Subscription: $29.99/month subscription available, pays for itself in under five rides vs. standard fares.
Fleet Management Partners
| Partner | Role | Markets |
|---|---|---|
| Waymo (direct) | Full fleet operations | Phoenix, SF, LA |
| Uber | Dispatch via Uber app, fleet management | Austin, Atlanta |
| Moove | Fleet operations, facilities, charging | Miami (planned), Phoenix |
| Avomo (formerly Moove Cars) | Fleet management for Uber-dispatched rides | Austin, Atlanta |
13. Regulatory & Safety Record
Autonomous Miles and Crash Data
| Metric | Value | Source |
|---|---|---|
| Total Autonomous Miles (public road) | 200+ million | Waymo (Feb 2026) |
| Rider-Only Miles | 96+ million | Waymo |
| NHTSA-Reported Incidents | 1,429 (Jul 2021 - Nov 2025) | NHTSA SGO data |
| Reported Injuries | 117 | NHTSA |
| Fatalities | 2 (Waymo vehicle involvement) | NHTSA |
Peer-Reviewed Safety Comparisons
Study 1: 7.1 Million Rider-Only Miles (Kusano et al., 2024; published in Traffic Injury Prevention):
| Crash Type | Waymo ADS (IPMM) | Human Benchmark (IPMM) | Reduction |
|---|---|---|---|
| Any Injury Reported | 0.41 | 2.80 | -85% (human rate 6.7x higher) |
| Airbag Deployment | Significant reduction | -- | Statistically significant |
Study 2: 56.7 Million Rider-Only Miles (Kusano et al., 2025; published in Traffic Injury Prevention):
- First statistically significant comparison at the Suspected Serious Injury+ (SSI+) level
- Statistically significant reductions in: Any-Injury-Reported, Airbag Deployment, and SSI+ outcomes
- Disaggregated into 11 crash types for granular analysis
California DMV Disengagement Reports
| Period | Miles Driven (CA) | Fleet Size (CA) | Notes |
|---|---|---|---|
| Dec 2022 - Nov 2023 | 5,872K km (3,670K mi) | ~430 vehicles | Peak testing mileage |
| Dec 2023 - Nov 2024 | 3,823K km (2,390K mi) | 1,035 vehicles | 35% fewer miles; shift from testing to commercial ops |
| Dec 2024 - Nov 2025 | Part of 9M+ mi industry total | -- | Commercial operations dominate |
Note: As Waymo transitions from testing to commercial operations, traditional disengagement reporting becomes less meaningful.
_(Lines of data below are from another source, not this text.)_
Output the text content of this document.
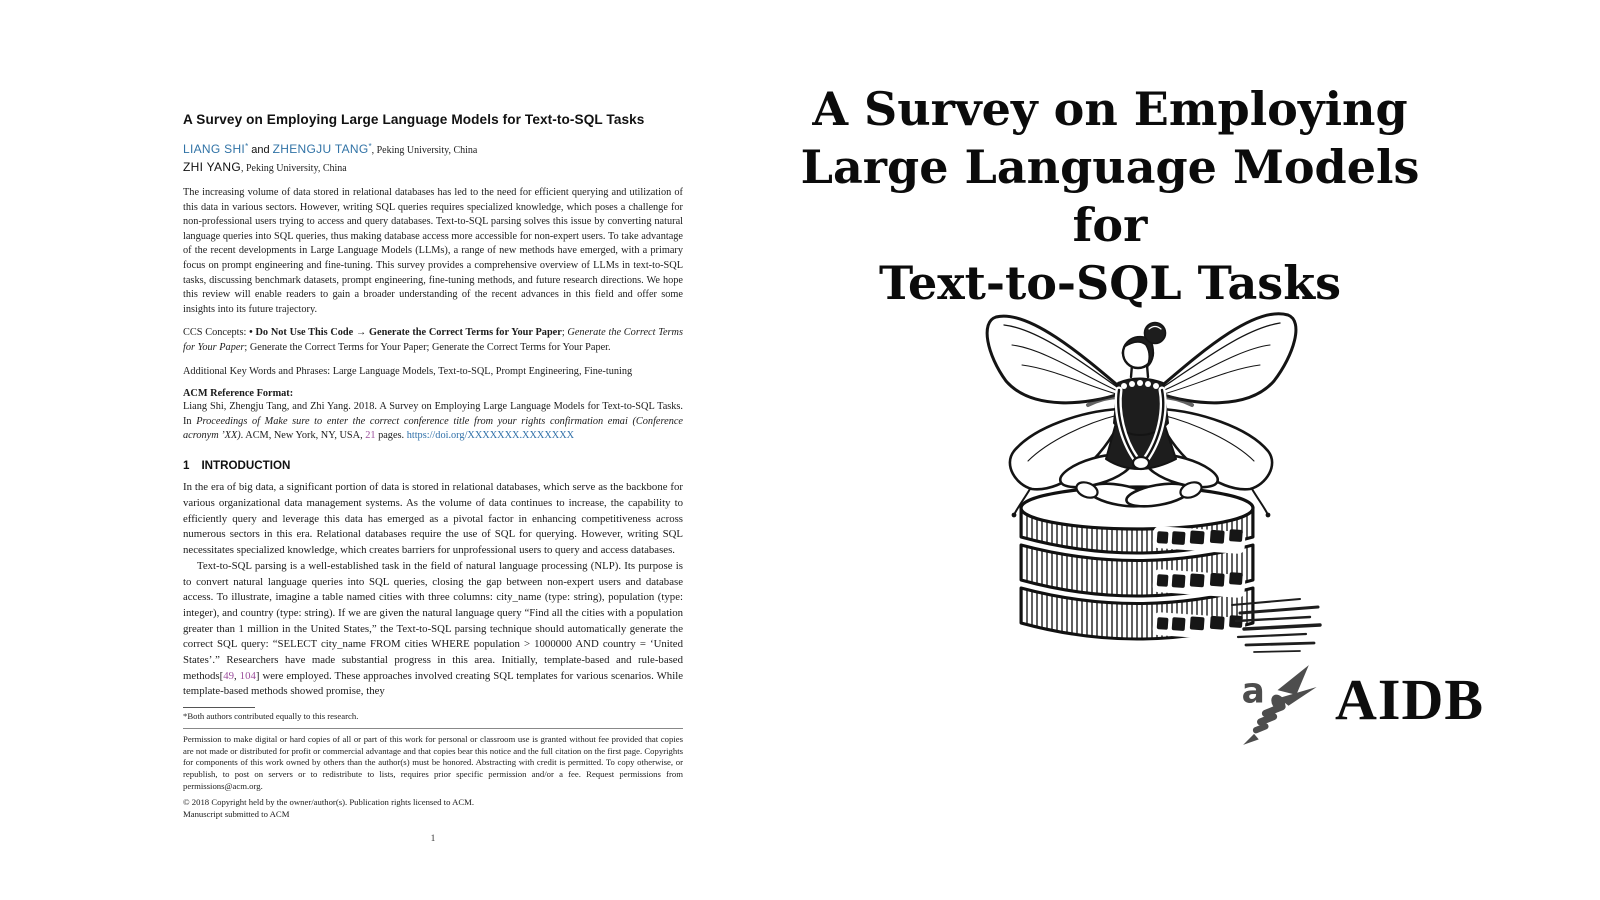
A Survey on Employing Large Language Models for Text-to-SQL Tasks
LIANG SHI* and ZHENGJU TANG*, Peking University, China
ZHI YANG, Peking University, China
The increasing volume of data stored in relational databases has led to the need for efficient querying and utilization of this data in various sectors. However, writing SQL queries requires specialized knowledge, which poses a challenge for non-professional users trying to access and query databases. Text-to-SQL parsing solves this issue by converting natural language queries into SQL queries, thus making database access more accessible for non-expert users. To take advantage of the recent developments in Large Language Models (LLMs), a range of new methods have emerged, with a primary focus on prompt engineering and fine-tuning. This survey provides a comprehensive overview of LLMs in text-to-SQL tasks, discussing benchmark datasets, prompt engineering, fine-tuning methods, and future research directions. We hope this review will enable readers to gain a broader understanding of the recent advances in this field and offer some insights into its future trajectory.
CCS Concepts: • Do Not Use This Code → Generate the Correct Terms for Your Paper; Generate the Correct Terms for Your Paper; Generate the Correct Terms for Your Paper; Generate the Correct Terms for Your Paper.
Additional Key Words and Phrases: Large Language Models, Text-to-SQL, Prompt Engineering, Fine-tuning
ACM Reference Format:
Liang Shi, Zhengju Tang, and Zhi Yang. 2018. A Survey on Employing Large Language Models for Text-to-SQL Tasks. In Proceedings of Make sure to enter the correct conference title from your rights confirmation emai (Conference acronym ’XX). ACM, New York, NY, USA, 21 pages. https://doi.org/XXXXXXX.XXXXXXX
1 INTRODUCTION
In the era of big data, a significant portion of data is stored in relational databases, which serve as the backbone for various organizational data management systems. As the volume of data continues to increase, the capability to efficiently query and leverage this data has emerged as a pivotal factor in enhancing competitiveness across numerous sectors in this era. Relational databases require the use of SQL for querying. However, writing SQL necessitates specialized knowledge, which creates barriers for unprofessional users to query and access databases.
Text-to-SQL parsing is a well-established task in the field of natural language processing (NLP). Its purpose is to convert natural language queries into SQL queries, closing the gap between non-expert users and database access. To illustrate, imagine a table named cities with three columns: city_name (type: string), population (type: integer), and country (type: string). If we are given the natural language query “Find all the cities with a population greater than 1 million in the United States,” the Text-to-SQL parsing technique should automatically generate the correct SQL query: “SELECT city_name FROM cities WHERE population > 1000000 AND country = ‘United States’.” Researchers have made substantial progress in this area. Initially, template-based and rule-based methods[49, 104] were employed. These approaches involved creating SQL templates for various scenarios. While template-based methods showed promise, they
*Both authors contributed equally to this research.
Permission to make digital or hard copies of all or part of this work for personal or classroom use is granted without fee provided that copies are not made or distributed for profit or commercial advantage and that copies bear this notice and the full citation on the first page. Copyrights for components of this work owned by others than the author(s) must be honored. Abstracting with credit is permitted. To copy otherwise, or republish, to post on servers or to redistribute to lists, requires prior specific permission and/or a fee. Request permissions from permissions@acm.org.
© 2018 Copyright held by the owner/author(s). Publication rights licensed to ACM.
Manuscript submitted to ACM
1
A Survey on Employing
Large Language Models for
Text-to-SQL Tasks
a AIDB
Waymo's commercial driverless miles (rider-only) are reported through NHTSA's SGO framework rather than California DMV disengagement reports.
Regulatory Framework
- Federal: Voluntary compliance with NHTSA Standing General Order (SGO) for incident reporting; no federal AV legislation as of March 2026
- California: CPUC permit for commercial robotaxi operations; CA DMV autonomous vehicle testing permit
- Arizona: Permissive regulatory environment; no specific AV legislation required for operation
- Other States: Regulatory engagement underway in Texas, Florida, Georgia, and Washington D.C.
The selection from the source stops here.